One of her two older brothers had taken on many of the ceremonial duties while their father was ill, and it was widely expected that he would take over these responsibilities.

“It’s certainly a departure from the traditional Maori leadership system, which typically involves the eldest child, usually a boy,” Karaitiana Taiuru, a Maori cultural adviser, told AFP.

Taiuru said it was an “honour” to witness the young Māori woman take the throne, particularly given the ageing leadership and increasing challenges facing the community.

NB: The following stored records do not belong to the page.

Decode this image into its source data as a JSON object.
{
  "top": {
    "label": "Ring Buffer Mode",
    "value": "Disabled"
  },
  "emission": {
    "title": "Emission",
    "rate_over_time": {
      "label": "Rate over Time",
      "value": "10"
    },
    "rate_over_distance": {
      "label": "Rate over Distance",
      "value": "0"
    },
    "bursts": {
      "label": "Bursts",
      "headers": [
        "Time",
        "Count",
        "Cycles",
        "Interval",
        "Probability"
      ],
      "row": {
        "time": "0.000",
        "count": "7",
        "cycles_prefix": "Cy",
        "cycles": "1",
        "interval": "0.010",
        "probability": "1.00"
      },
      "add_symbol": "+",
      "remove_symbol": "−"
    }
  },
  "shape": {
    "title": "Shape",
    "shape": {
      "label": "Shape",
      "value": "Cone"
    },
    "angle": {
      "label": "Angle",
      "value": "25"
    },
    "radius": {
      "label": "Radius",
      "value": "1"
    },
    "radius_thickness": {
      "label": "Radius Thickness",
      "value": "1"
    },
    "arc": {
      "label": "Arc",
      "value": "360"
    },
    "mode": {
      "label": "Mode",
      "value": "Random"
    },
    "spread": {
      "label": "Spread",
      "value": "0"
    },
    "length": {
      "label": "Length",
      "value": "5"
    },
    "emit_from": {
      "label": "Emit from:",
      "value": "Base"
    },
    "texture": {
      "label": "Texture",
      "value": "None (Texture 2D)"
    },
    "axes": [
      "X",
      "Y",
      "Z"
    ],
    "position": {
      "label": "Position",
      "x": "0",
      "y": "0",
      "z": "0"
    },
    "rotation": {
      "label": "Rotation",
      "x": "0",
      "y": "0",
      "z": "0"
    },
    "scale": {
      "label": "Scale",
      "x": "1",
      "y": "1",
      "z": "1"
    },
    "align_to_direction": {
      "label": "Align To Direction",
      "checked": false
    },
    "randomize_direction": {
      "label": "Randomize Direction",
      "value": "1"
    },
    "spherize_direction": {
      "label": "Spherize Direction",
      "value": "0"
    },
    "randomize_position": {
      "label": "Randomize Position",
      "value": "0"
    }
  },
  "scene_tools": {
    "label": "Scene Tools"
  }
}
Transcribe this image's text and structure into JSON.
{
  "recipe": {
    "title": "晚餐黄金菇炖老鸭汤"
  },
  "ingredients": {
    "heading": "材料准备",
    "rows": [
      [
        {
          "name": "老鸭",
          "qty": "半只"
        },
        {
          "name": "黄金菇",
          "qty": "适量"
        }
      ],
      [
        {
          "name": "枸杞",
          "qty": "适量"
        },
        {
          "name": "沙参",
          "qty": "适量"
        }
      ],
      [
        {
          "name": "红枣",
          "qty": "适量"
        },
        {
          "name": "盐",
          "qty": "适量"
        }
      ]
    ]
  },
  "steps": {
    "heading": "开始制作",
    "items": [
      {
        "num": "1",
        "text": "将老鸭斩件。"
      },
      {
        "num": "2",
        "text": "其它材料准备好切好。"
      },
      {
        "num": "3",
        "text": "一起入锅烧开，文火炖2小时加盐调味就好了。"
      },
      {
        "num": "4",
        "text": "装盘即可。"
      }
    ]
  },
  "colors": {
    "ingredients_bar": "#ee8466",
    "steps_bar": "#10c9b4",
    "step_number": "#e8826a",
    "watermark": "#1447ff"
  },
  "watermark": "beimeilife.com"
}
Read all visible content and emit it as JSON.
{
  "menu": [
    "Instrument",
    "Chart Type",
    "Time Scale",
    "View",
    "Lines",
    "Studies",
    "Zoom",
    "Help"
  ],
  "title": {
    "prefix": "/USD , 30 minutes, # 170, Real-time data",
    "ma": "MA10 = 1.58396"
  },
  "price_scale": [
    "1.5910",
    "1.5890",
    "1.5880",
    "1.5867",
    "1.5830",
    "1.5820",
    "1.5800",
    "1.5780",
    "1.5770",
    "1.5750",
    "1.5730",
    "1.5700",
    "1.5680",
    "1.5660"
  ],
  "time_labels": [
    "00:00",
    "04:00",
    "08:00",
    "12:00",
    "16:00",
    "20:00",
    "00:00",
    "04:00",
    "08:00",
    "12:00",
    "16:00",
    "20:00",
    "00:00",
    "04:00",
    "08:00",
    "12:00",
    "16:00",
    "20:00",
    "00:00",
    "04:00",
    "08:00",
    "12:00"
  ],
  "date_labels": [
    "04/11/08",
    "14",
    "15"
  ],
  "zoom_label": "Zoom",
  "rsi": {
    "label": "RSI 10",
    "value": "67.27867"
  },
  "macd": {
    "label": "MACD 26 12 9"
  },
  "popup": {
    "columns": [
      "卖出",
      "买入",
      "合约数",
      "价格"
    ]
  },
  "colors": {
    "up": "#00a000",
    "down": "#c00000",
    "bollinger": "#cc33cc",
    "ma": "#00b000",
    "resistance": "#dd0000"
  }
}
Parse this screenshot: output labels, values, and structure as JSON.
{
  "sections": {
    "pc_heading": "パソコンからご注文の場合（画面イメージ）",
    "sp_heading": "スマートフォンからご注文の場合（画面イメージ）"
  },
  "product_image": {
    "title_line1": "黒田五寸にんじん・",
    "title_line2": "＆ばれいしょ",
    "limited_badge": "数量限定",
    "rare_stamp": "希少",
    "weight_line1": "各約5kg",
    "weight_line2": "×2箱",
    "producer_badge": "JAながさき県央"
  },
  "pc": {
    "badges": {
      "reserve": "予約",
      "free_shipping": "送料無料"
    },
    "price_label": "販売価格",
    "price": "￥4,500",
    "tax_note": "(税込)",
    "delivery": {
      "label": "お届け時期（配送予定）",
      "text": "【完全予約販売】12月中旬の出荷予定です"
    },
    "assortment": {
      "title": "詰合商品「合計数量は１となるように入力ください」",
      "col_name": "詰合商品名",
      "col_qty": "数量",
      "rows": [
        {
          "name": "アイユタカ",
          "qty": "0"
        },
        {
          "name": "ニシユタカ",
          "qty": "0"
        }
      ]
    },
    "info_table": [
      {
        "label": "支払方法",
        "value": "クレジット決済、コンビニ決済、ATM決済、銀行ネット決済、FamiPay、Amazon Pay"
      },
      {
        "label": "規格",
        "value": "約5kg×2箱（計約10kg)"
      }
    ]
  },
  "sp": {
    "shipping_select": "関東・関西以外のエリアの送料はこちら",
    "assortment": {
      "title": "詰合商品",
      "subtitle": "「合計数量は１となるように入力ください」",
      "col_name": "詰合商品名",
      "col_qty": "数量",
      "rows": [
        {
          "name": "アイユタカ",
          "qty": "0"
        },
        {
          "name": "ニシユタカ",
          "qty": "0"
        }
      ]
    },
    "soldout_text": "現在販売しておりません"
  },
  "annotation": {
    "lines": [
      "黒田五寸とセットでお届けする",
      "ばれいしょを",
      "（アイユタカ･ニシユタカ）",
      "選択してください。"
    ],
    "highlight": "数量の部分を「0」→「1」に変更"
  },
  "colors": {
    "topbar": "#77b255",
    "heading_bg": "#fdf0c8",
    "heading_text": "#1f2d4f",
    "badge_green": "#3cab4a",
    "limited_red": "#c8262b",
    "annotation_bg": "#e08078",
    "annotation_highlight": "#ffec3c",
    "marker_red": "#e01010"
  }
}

“The Māori world has longed for younger leaders to lead us in a new world of artificial intelligence, genetic modification, global warming and in a time of many other societal changes that pose challenges and threats to us and to the indigenous people of New Zealand,” he said.

“These challenges require a new and younger generation to lead us.”

Māori in New Zealand make up about 17 per cent of the population, or about 900,000 people.

Māori citizens are significantly more likely than other New Zealand citizens to be unemployed, live in poverty, suffer from cancer, cardiovascular disease and diabetes, and have higher suicide rates.

The average life expectancy of Māori is seven years shorter than other New Zealanders.

The Kiingitanga, or Maori King, movement was founded in 1858 to unite the tribes of New Zealand and create a single counterpart to the colonial ruler, Britain’s Queen Victoria.

“People think Māori are one nation – we’re not. We’re many tribes, many iwi. We have different ways of expressing ourselves,” said Joanne Teina, who travelled from Auckland to attend the ceremony.

“Kiingitanga was created to create unity – between people who had been fighting each other for thousands of years, before the Pakeha (Europeans) came along.”

-The Second Queen-

Queen Nga Wai is the eighth Māori monarch and second queen.

Her grandmother, Queen Te Arikinui Dame Te Atairangikaahu, held the position for four decades until 2006.

The new queen studied Māori and customary law at the University of Waikato in New Zealand. She also taught children the performing arts, kapa haka.

To celebrate the anniversary of the King’s coronation in 2016, she had a traditional Maori “moko” tattooed on her chin.

King Tuheitia, a 69-year-old truck driver turned royal, died on Friday, just days after heart surgery and celebrations to mark the 18th anniversary of his coronation.

Tens of thousands of Indigenous people and “Pakeha” – people of European descent – ​​came to pay tribute, mourn and celebrate New Zealand’s rich Maori heritage.

Among them was Aucklander Darrio Penetito-Hemara, who told AFP the king had united “a lot of people in Aotearoa (New Zealand) who often disagree with each other”.

As Penetito-Hemara said, the king left behind a legacy shaped “by respect, by aroha (love)”.

New Zealand Prime Minister Christopher Luxon welcomed Queen Nga Wai in a statement, saying she “continues the leadership legacy left to her by her father.”

“The path ahead is lit by the great legacy of Kiingi Tuheitia,” he said.